15. The system as recited in claim 14, wherein

said brain agent is further adapted to selectively interact with said language agent, said knowledge agent, and said mood agent to conceptually parse the input.

16. The system as recited in claim 14, further comprising:

one or more external data sources;

one or more connectors to said one or more external data sources; and wherein

said mood agent is adapted to selectively interact with said one or more connectors.

17. The system as recited in claim 1, further comprising:

a visual agent, and wherein

said brain agent is further adapted to selectively interact with said visual agent to interpret the input and to provide output in response to the input.

18. The system as recited in claim 17, wherein

said brain agent is further adapted to selectively interact with said language agent, said knowledge agent, and said visual agent to conceptually parse the input.

19. The system as recited in claim 17, further comprising:

one or more external data sources;

one or more connectors to said one or more external data sources; and wherein

said visual agent is adapted to selectively interact with said one or more connectors.

20. The system as recited in claim 1, further comprising:

a sound agent, and wherein

said brain agent is further adapted to selectively interact with said sound agent to interpret the input and to provide output in response to the input.

21. The system as recited in claim 20, wherein

said brain agent is further adapted to selectively interact with said language agent, said knowledge agent, and said sound agent to conceptually parse the input.

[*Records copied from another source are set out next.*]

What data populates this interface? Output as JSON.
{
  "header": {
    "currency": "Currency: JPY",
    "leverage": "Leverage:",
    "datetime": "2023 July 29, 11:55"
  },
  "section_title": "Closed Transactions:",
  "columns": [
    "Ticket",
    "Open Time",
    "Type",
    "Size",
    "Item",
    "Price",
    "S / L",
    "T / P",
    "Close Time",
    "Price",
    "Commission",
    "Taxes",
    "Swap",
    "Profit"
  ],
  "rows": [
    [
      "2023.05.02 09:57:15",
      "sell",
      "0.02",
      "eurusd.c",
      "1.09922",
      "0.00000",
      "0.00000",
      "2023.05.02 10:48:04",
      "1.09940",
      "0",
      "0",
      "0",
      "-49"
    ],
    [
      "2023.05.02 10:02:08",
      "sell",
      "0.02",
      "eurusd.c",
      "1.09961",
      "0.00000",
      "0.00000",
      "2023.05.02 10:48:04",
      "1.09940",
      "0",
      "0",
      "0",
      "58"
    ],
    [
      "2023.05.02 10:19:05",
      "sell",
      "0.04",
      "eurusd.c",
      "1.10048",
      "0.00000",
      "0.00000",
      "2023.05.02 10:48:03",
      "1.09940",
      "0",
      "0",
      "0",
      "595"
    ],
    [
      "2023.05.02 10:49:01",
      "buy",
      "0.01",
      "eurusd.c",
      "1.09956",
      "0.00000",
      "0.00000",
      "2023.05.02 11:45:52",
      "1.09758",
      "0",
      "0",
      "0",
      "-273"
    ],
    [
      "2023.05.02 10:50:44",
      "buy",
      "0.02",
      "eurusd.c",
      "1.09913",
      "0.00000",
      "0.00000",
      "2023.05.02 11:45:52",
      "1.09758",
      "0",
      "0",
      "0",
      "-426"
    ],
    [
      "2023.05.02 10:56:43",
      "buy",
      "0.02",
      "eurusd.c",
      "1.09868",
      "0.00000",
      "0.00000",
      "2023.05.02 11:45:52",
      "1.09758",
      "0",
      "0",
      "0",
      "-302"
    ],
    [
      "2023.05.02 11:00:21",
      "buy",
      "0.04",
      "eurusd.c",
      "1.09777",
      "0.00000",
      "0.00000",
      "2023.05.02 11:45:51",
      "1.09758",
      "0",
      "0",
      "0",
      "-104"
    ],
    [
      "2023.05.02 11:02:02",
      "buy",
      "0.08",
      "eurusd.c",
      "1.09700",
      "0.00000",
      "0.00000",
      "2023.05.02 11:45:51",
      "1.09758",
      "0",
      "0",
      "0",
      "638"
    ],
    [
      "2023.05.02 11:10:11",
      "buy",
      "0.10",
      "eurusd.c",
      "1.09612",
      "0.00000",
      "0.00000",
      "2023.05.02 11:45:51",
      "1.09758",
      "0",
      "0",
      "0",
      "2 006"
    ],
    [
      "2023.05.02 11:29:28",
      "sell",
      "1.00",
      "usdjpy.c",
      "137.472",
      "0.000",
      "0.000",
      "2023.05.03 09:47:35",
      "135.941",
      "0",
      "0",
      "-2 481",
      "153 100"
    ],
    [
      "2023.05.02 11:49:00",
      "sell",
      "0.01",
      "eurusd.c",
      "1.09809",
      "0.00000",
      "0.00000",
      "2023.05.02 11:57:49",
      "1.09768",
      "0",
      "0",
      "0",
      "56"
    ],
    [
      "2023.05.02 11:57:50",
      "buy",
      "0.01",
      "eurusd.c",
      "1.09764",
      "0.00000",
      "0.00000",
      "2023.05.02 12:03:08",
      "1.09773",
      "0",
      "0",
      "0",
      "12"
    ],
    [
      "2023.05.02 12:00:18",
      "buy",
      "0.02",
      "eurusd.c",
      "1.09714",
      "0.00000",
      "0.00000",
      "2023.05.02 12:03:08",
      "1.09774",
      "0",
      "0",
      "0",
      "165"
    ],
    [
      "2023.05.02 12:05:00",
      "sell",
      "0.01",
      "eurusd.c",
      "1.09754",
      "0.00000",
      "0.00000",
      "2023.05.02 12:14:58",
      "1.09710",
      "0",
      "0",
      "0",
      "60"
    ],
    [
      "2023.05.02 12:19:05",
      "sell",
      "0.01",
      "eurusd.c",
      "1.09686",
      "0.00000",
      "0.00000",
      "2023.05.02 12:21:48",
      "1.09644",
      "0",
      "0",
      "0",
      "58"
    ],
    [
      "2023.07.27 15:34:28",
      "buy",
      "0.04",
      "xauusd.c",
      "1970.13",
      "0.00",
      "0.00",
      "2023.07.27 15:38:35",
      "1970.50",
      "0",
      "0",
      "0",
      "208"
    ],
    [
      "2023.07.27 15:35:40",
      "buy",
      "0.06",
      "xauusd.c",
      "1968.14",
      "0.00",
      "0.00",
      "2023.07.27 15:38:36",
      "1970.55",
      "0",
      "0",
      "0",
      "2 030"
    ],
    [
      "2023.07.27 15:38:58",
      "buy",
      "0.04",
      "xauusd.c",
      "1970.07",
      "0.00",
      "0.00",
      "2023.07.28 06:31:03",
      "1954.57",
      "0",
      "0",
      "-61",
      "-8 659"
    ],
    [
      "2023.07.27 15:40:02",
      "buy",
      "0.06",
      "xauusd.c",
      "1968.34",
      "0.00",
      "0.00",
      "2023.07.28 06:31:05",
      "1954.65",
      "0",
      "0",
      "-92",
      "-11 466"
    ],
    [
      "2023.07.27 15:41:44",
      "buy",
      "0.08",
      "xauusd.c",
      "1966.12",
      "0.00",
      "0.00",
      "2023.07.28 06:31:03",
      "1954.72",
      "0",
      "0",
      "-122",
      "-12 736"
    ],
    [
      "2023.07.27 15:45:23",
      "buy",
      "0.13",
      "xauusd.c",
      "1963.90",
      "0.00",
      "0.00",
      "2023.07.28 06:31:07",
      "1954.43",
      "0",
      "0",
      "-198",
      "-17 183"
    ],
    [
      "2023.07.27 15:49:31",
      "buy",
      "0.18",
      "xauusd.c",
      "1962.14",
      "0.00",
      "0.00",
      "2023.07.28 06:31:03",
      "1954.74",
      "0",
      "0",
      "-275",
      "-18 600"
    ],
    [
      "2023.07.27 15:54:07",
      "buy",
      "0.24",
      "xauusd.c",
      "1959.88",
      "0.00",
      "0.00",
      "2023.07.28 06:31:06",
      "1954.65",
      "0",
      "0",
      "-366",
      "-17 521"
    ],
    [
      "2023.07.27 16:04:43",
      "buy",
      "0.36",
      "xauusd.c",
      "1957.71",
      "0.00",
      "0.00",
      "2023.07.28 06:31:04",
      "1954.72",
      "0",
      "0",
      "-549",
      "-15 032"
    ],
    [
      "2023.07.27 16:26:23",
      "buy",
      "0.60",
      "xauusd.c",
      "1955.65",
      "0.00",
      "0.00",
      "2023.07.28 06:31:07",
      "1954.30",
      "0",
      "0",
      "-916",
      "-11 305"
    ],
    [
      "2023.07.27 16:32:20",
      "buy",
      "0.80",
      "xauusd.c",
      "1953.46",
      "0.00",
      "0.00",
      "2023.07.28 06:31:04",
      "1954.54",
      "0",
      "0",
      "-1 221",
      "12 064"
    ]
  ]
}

22. The system as recited in claim 20, further comprising:

one or more external data sources;

one or more connectors to said one or more external data sources; and wherein

said sound agent is adapted to selectively interact with said one or more connectors.

23. The system as recited in claim 1, further comprising:

a tactile agent, and wherein

said brain agent is further adapted to selectively interact with said tactile agent to interpret the input and to provide output in response to the input.

24. The system as recited in claim 23, wherein

said brain agent is further adapted to selectively interact with said language agent, said knowledge agent, and said tactile agent to conceptually parse the input.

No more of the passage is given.